One nice thing though is that even moderate good news will start to be reported as such and attributed to BO / Democrats the very day he takes office. It will be nice to hear about places that jobs are increasing, drops in fuel prices, new technologies that could be hopeful for the future, etc. For someone that cares about life more than politics, good news is GOOD ... no matter who is in the WH. That will be at least one immediate good thing of BO in the WH.

But if McCain should win, the negativity will certainly get completely out of hand as if it hasn't already!

Wednesday, August 13, 2008

The Galbraith Effect

RealClearPolitics - Articles - The Galbraith Effect?

Thomas Sowell is a very intelligent man that also happens to be black. He talks about John Kenneth Galbraith giving a blow-away superb lecture to open a semester, but then how he just kept giving that very same, very general lecture, and the students drifted away. Could that be the case for BO?

Essentially, all BO ever had was "one great speech". Hope-change-future-new-not Bush-end the war. Popular with a whole bunch of folks, especially on the left, but there never has been any "there there". Yes, "soaking the rich" sounds like fun to many, but it is "fun" like killing the golden goose is fun. It tends to be a very short lived variety of fun.

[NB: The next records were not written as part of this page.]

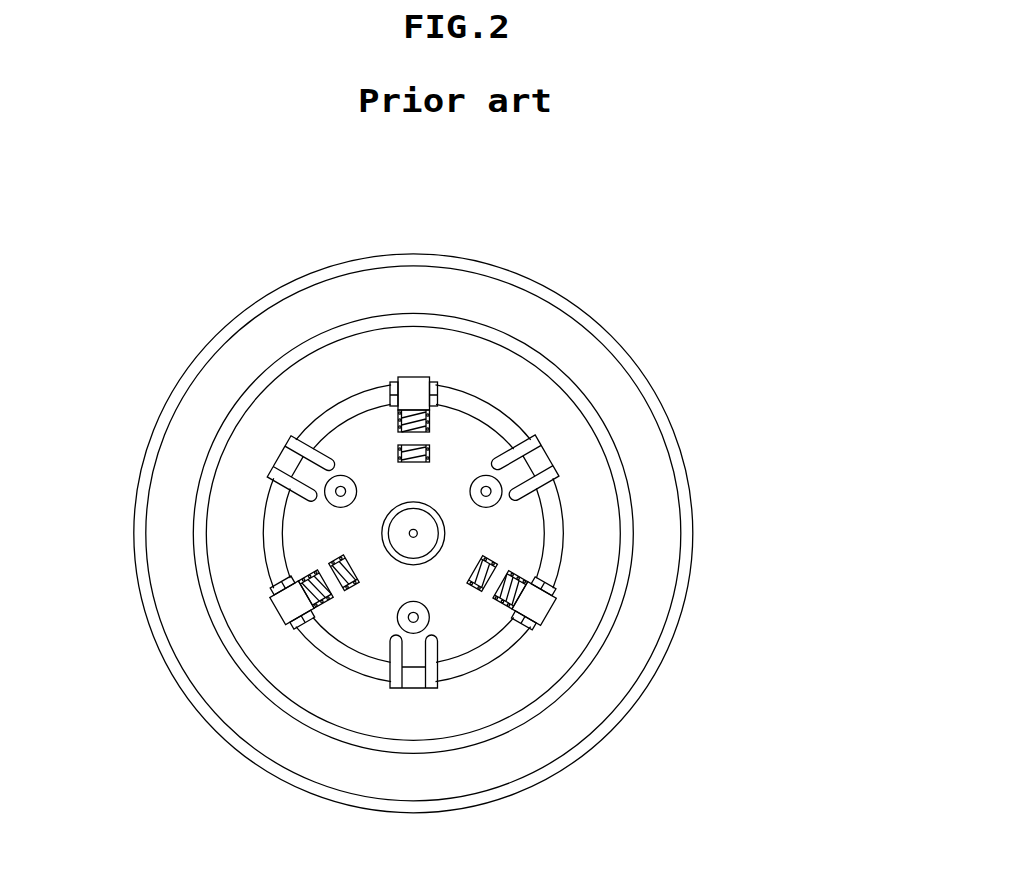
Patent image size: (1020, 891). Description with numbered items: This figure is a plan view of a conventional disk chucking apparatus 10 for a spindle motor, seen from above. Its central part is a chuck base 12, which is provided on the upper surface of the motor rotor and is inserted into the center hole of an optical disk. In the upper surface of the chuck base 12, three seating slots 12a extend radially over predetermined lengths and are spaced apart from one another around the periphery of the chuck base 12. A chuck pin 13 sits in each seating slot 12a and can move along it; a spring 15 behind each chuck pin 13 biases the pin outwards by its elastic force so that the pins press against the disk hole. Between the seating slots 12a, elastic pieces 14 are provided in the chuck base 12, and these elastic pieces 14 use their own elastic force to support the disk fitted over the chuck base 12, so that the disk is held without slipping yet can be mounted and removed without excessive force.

The disk chucking apparatus 10 is at (196, 202).
The chuck base 12 is at (357, 630).
The seating slot 12a is at (537, 577).
The chuck pin 13 is at (533, 605).
The elastic piece 14 is at (413, 680).
The spring 15 is at (530, 585).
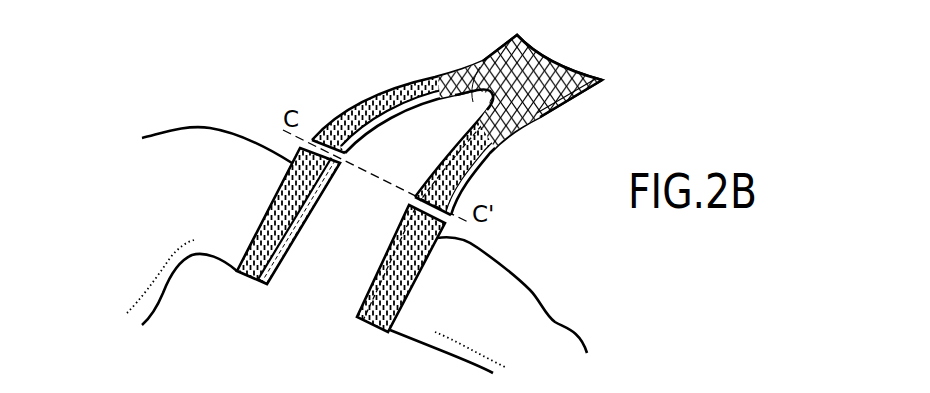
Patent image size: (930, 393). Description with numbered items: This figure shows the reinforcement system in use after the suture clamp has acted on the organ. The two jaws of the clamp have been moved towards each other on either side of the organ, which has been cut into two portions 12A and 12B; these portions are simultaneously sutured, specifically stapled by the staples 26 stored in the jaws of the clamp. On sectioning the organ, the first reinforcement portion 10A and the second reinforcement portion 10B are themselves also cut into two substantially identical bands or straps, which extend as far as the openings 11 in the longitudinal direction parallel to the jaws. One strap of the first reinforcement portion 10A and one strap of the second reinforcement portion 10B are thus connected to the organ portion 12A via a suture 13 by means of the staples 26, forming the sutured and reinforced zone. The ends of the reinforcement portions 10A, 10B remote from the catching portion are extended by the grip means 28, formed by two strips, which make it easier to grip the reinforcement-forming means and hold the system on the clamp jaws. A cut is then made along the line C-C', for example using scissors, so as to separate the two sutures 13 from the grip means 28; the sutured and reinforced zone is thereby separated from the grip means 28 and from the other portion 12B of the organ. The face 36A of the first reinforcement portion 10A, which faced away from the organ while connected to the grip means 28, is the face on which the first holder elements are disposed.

The first reinforcement portion 10A is at (270, 203).
The second reinforcement portion 10B is at (313, 210).
The openings 11 is at (478, 65).
The portion of the organ 12A is at (224, 136).
The other portion of the organ 12B is at (548, 312).
The suture 13 is at (380, 268).
The staples 26 is at (283, 263).
The grip means 28 is at (553, 62).
The face of the first reinforcement portion 36A is at (253, 237).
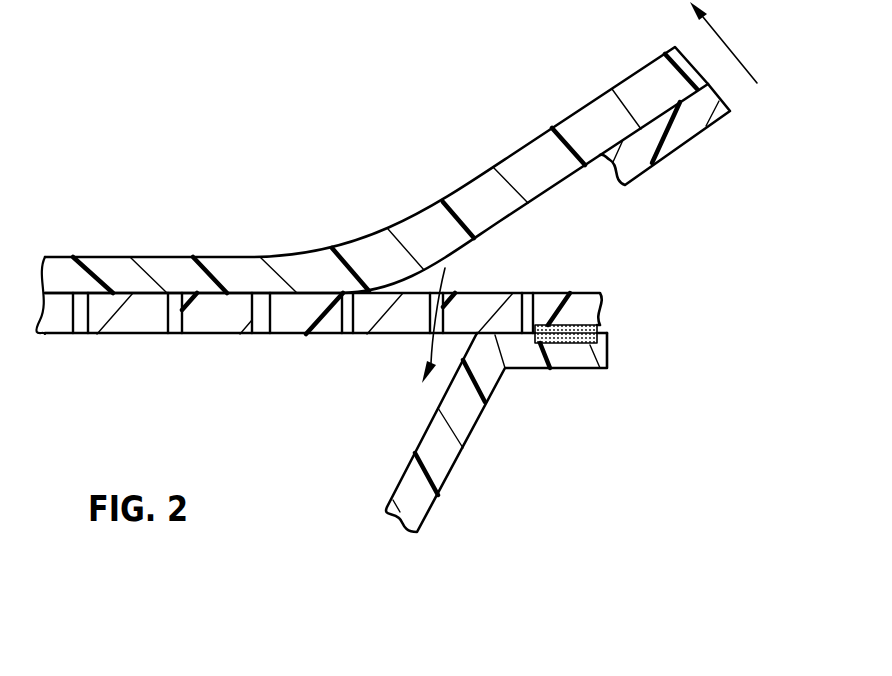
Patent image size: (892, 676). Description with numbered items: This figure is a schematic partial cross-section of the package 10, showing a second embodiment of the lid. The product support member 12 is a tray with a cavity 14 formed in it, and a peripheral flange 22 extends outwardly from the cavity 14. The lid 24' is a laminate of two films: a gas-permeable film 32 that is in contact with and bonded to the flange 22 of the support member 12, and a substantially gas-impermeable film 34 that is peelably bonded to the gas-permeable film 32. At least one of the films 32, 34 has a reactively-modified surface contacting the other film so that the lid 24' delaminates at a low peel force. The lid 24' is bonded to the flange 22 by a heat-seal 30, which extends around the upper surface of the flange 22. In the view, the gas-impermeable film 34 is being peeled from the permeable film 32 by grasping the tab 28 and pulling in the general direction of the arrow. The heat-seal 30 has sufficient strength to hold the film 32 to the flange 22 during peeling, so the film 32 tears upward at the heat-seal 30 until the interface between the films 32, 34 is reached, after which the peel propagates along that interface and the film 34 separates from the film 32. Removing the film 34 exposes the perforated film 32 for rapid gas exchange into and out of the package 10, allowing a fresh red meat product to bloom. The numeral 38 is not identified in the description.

The package 10 is at (313, 183).
The product support member 12 is at (490, 498).
The cavity 14 is at (393, 443).
The peripheral flange 22 is at (567, 368).
The lid 24' is at (372, 190).
The tab 28 is at (650, 62).
The heat-seal 30 is at (598, 325).
The gas-permeable film 32 is at (215, 335).
The gas-impermeable film 34 is at (343, 247).
The fasteners 38 is at (262, 335).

BO doesn't care about this unless it hurts his election chances, so he and the MSM will push like crazy to be sure that he gets elected. BUT, the polls don't seem to be following what the MSM would expect for the "perfect candidate with all the money".

Maybe voters don't actually like the prospect of a true empty suit in the White House when it is still a very dangerous world without any gaurentees of future economic or other success.